Power Despite Precarity: Strategies for the Contingent
Faculty Movement in Higher Education
By Joe Berry and Helena Worthen
Pluto Press, 2021
Reviewed by Geoff Johnson
If there were two words which often define what may best be termed the “contingent condition,” they would be alienation and powerlessness.
Too often contingent faculty feel disconnected from institutions that do not pay them equally in regard to their full-time and tenured counterparts, and this is exacerbated by lack of health benefits, job security, support, and inclusion. Further, sometimes when adjuncts turn to their unions for relief, they may find their concerns classed as “unwinnable causes.”
Long-time activists Joe Berry and Helena Worthen show how it doesn’t have to be that way in their latest book, Power Despite Precarity: Strategies for the Contingent Faculty Movement in Higher Education. Berry is a member of the Retiree Chapter of the San Francisco Community College Federation, AFT Local 2121-R, and a regular participant at CFT events. Worthen was the first editor of the CFT newsletter Part-Timer when it launched in 1990, and Berry was in charge of distribution.
Berry and Worthen are contingent faculty activists whose direct experience with contingent faculty working conditions and labor organizing dates to the early 1980s. They draw upon their long arc of experience and deep knowledge on the subject, including the observations of their comrade in arms, the late union activist and organizer, John Hess, to give the history of how CSU lecturers were able to build power within the California Faculty Association which was initially cool if not hostile to their concerns. In so doing, the contingent faculty created solidarity and collective power culminating in threats of strikes in 2007, 2011, and 2016, leading to what Berry and Worthen argue “is generally thought of as the best contract for contingent higher ed faculty in the United States.”
Along the way the book discusses the larger history of the “casualization,” or “adjunctification” of non-tenure-track faculty in relation to an increasingly corporatized and diminished higher education system, provides a deeper explanation of academic faculty unions, their processes and challenges, and explains how contingent faculty can organize and work to build power through their unions.

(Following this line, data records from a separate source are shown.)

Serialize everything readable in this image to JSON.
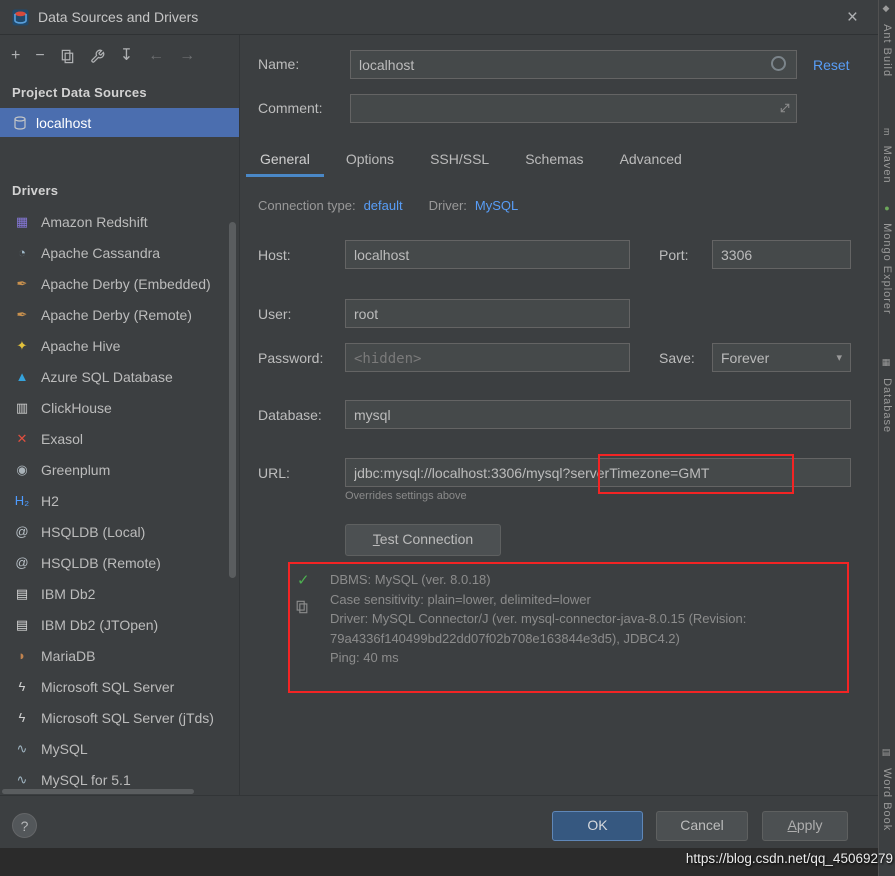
{
  "window": {
    "title": "Data Sources and Drivers",
    "close_glyph": "×"
  },
  "toolbar": {
    "icon_names": [
      "add-icon",
      "remove-icon",
      "copy-icon",
      "wrench-icon",
      "import-icon",
      "back-icon",
      "forward-icon"
    ],
    "add_glyph": "+",
    "remove_glyph": "−",
    "import_glyph": "↧",
    "back_glyph": "←",
    "forward_glyph": "→"
  },
  "sidebar": {
    "project_header": "Project Data Sources",
    "datasource_label": "localhost",
    "drivers_header": "Drivers",
    "drivers": [
      {
        "label": "Amazon Redshift",
        "icon": "amazon-redshift-icon",
        "glyph": "▦",
        "color": "#8577d6"
      },
      {
        "label": "Apache Cassandra",
        "icon": "apache-cassandra-icon",
        "glyph": "◔",
        "color": "#9fb8c8"
      },
      {
        "label": "Apache Derby (Embedded)",
        "icon": "apache-derby-embedded-icon",
        "glyph": "✒",
        "color": "#c9914e"
      },
      {
        "label": "Apache Derby (Remote)",
        "icon": "apache-derby-remote-icon",
        "glyph": "✒",
        "color": "#c9914e"
      },
      {
        "label": "Apache Hive",
        "icon": "apache-hive-icon",
        "glyph": "✦",
        "color": "#e3c23c"
      },
      {
        "label": "Azure SQL Database",
        "icon": "azure-sql-database-icon",
        "glyph": "▲",
        "color": "#35a3dc"
      },
      {
        "label": "ClickHouse",
        "icon": "clickhouse-icon",
        "glyph": "▥",
        "color": "#cfcfcf"
      },
      {
        "label": "Exasol",
        "icon": "exasol-icon",
        "glyph": "✕",
        "color": "#e04f3f"
      },
      {
        "label": "Greenplum",
        "icon": "greenplum-icon",
        "glyph": "◉",
        "color": "#a9b2b8"
      },
      {
        "label": "H2",
        "icon": "h2-icon",
        "glyph": "H₂",
        "color": "#4d9bff"
      },
      {
        "label": "HSQLDB (Local)",
        "icon": "hsqldb-local-icon",
        "glyph": "@",
        "color": "#b8c0c6"
      },
      {
        "label": "HSQLDB (Remote)",
        "icon": "hsqldb-remote-icon",
        "glyph": "@",
        "color": "#b8c0c6"
      },
      {
        "label": "IBM Db2",
        "icon": "ibm-db2-icon",
        "glyph": "▤",
        "color": "#d6d6d6"
      },
      {
        "label": "IBM Db2 (JTOpen)",
        "icon": "ibm-db2-jtopen-icon",
        "glyph": "▤",
        "color": "#d6d6d6"
      },
      {
        "label": "MariaDB",
        "icon": "mariadb-icon",
        "glyph": "◗",
        "color": "#c0834f"
      },
      {
        "label": "Microsoft SQL Server",
        "icon": "microsoft-sql-server-icon",
        "glyph": "ϟ",
        "color": "#cfcfcf"
      },
      {
        "label": "Microsoft SQL Server (jTds)",
        "icon": "microsoft-sql-server-jtds-icon",
        "glyph": "ϟ",
        "color": "#cfcfcf"
      },
      {
        "label": "MySQL",
        "icon": "mysql-icon",
        "glyph": "∿",
        "color": "#9fb4c0"
      },
      {
        "label": "MySQL for 5.1",
        "icon": "mysql-51-icon",
        "glyph": "∿",
        "color": "#9fb4c0"
      }
    ]
  },
  "form": {
    "name_label": "Name:",
    "name_value": "localhost",
    "reset_label": "Reset",
    "comment_label": "Comment:",
    "comment_value": "",
    "tabs": [
      {
        "label": "General",
        "name": "tab-general",
        "cls": "active"
      },
      {
        "label": "Options",
        "name": "tab-options"
      },
      {
        "label": "SSH/SSL",
        "name": "tab-ssh-ssl"
      },
      {
        "label": "Schemas",
        "name": "tab-schemas"
      },
      {
        "label": "Advanced",
        "name": "tab-advanced"
      }
    ],
    "connection_type_label": "Connection type:",
    "connection_type_value": "default",
    "driver_label": "Driver:",
    "driver_value": "MySQL",
    "host_label": "Host:",
    "host_value": "localhost",
    "port_label": "Port:",
    "port_value": "3306",
    "user_label": "User:",
    "user_value": "root",
    "password_label": "Password:",
    "password_placeholder": "<hidden>",
    "save_label": "Save:",
    "save_value": "Forever",
    "database_label": "Database:",
    "database_value": "mysql",
    "url_label": "URL:",
    "url_value": "jdbc:mysql://localhost:3306/mysql?serverTimezone=GMT",
    "url_note": "Overrides settings above",
    "test_button": "Test Connection"
  },
  "result": {
    "lines": [
      "DBMS: MySQL (ver. 8.0.18)",
      "Case sensitivity: plain=lower, delimited=lower",
      "Driver: MySQL Connector/J (ver. mysql-connector-java-8.0.15 (Revision: 79a4336f140499bd22dd07f02b708e163844e3d5), JDBC4.2)",
      "Ping: 40 ms"
    ]
  },
  "footer": {
    "help": "?",
    "ok": "OK",
    "cancel": "Cancel",
    "apply": "Apply"
  },
  "right_strip": {
    "items": [
      {
        "label": "Ant Build",
        "name": "toolwindow-ant-build",
        "icon": "ant-build-icon",
        "glyph": "◆",
        "icon_color": "#9b9b9b"
      },
      {
        "label": "Maven",
        "name": "toolwindow-maven",
        "icon": "maven-icon",
        "glyph": "m",
        "icon_color": "#9b9b9b"
      },
      {
        "label": "Mongo Explorer",
        "name": "toolwindow-mongo-explorer",
        "icon": "mongo-explorer-icon",
        "glyph": "●",
        "icon_color": "#6ca75a"
      },
      {
        "label": "Database",
        "name": "toolwindow-database",
        "icon": "database-icon",
        "glyph": "▦",
        "icon_color": "#9b9b9b"
      },
      {
        "label": "Word Book",
        "name": "toolwindow-word-book",
        "icon": "word-book-icon",
        "glyph": "▤",
        "icon_color": "#9b9b9b"
      }
    ]
  },
  "watermark": "https://blog.csdn.net/qq_45069279",
  "icons": {
    "dropdown_arrow": "▾",
    "check": "✓"
  },
  "colors": {
    "selection": "#4b6eaf",
    "link": "#589df6",
    "tab_underline": "#4a88c7",
    "ok_button": "#365880",
    "annotation_red": "#f32424",
    "success_green": "#4db050"
  }
}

For those part-time faculty who are aware of the inequity in the United States and, particularly the California higher education system, the book provides a solid picture of how contingent faculty became marginalized by government and administrative policy. The subsequent results were terrible and even regressive contracts for contingent faculty.

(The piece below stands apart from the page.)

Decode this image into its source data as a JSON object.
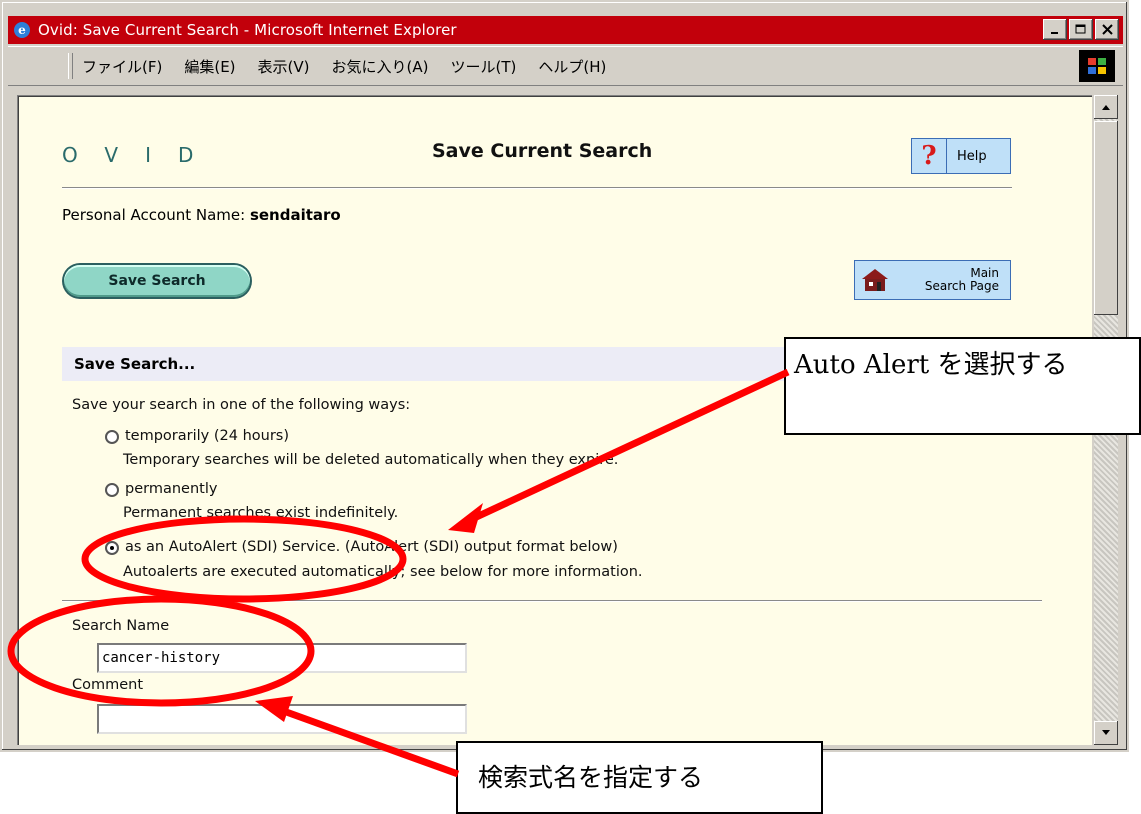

What turns the tide, as Berry and Worthen show partly through the observations of Hess, is a combination of what they refer to as an “inside-outside strategy”, meaning that while contingent faculty must work within the union power and leadership structure, they must also organize their fellow contingent workers outside that structure to listen to and acknowledge contingent concerns, build solidarity, and in turn either shape or take charge of leadership to get their demands met at the bargaining table.
The authors essentially define a “blue sky,” situation, pointing out both what is possible and should be fought for and negotiated in a union contract beyond just pay increases, such as salary schedules with equal steps for advancement, access to health benefits, job security, academic freedom, and intellectual property rights. While great progress has been made, Berry and Worthen acknowledge more is to be done, but are relatively optimistic.
What’s particularly notable here is that while Berry and Worthen do recognize divisions and tensions between contingent and tenure-track faculty, they primarily argue that it is by forming solidarity between the two groups that greater success is attained. This is not to say that part-time only faculty units should necessarily form joint, or wall-to-wall units with full-time, tenure-track faculty, but that they should seek to create dialog and form understandings with them for greater solidarity and success.
Further, and where the book really shines, is in its latter sections, where Berry and Worthen talk about the nuts and bolts of organizing, from dealing with challenging and often fully unanswerable questions like whether organizing around hope or fear is more effective in a situation, or how to deal with contrasting ideologies between new and old guard activists, to identifying enemies and allies (such as students). Included with this is a clear discussion of labor law followed by coming contingent and higher ed concerns which every adjunct organizer or union rep would do well to read. Here is where the book evolves from being merely informative to actionable.
In no knock on either author, there were times when I wanted to
see more of the conversations at the CFA bargaining table, and
the before and after specifics of successive contracts, which are
alluded to but never fully written out. In fairness though, the
authors invite the reader to go look at the latest contract,
which is readily
available online, as if to tell the would-be contingent
activists reading this to begin the hard work of fighting for
equity on our own.
Geoff Johnson is a part-time English instructor and member of the AFT Guild, San Diego and Grossmont-Cuyamaca Community Colleges, serves as assigning editor of Part-Timer, and is a member of the CFT Part-Time Faculty Committee.